Roberto Cardenas CABALLERO, Petitioner, v. Eric H. HOLDER, Jr., Attorney General, Respondent.
    Nos. 11-73353, 12-73597.
    United States Court of Appeals, Ninth Circuit.
    Submitted May 13, 2014.
    
    Filed May 20, 2014.
    Nikhil M. Shah, I, Esquire, General, Law Offices of Nikhil M. Shah, Los Ange-les, CA, for Petitioner.
    Dana Michelle Camilleri, OIL, U.S. Department of Justice, Washington, DC, ICE, Office of the Chief Counsel Department of Homeland Security, San Francisco, CA, for Respondent.
    Before: CLIFTON, BEA, and WATFORD, Circuit Judges.
    
      
       The panel unanimously concludes this case is suitable for decision without oral argument. See Fed. R.App. P. 34(a)(2).
    
   MEMORANDUM

Roberto Cardenas Caballero, a native and citizen of Mexico, petitions for review of the Board of Immigration Appeals’ (“BIA”) orders denying his second (petition No. 11-73353) and third (petition No. 12-73597) motions to reopen removal proceedings. We have jurisdiction under 8 U.S.C. § 1252. We review for abuse of discretion the BIA’s denial of a motion to reopen. Najmabadi v. Holder, 597 F.3d 983, 986 (9th Cir.2010). We deny the petitions for review.

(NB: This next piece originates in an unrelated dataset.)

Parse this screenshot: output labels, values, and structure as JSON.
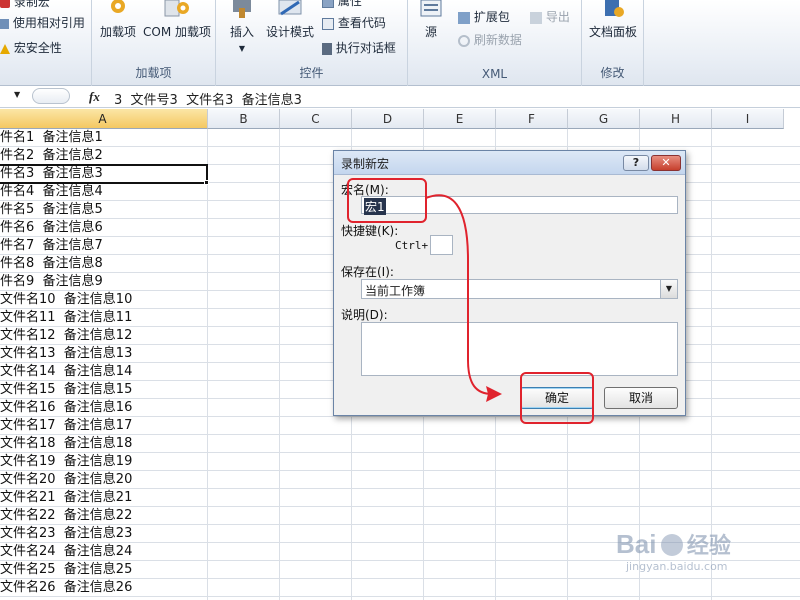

The BIA did not abuse its discretion in denying Cardenas Caballero’s second and third motions to reopen as untimely and number-barred because the motions were filed more than 13 and 14 years, respectively, after the final administrative decision, see 8 C.F.R. § 1003.2(c)(2), and Cardenas Caballero failed to establish changed country conditions to qualify for the regulatory exception to the time and number limitations for motions to reopen, see 8 C.F.R. § 1003.2(c)(3)(ii); Najmabadi, 597 F.3d at 987 (new evidence “must be ‘qualitatively different’ from the evidence presented at the previous hearing”).

PETITIONS FOR REVIEW DENIED. 
      
       This disposition is not appropriate for publication and is not precedent except as provided by 9th Cir. R. 36-3.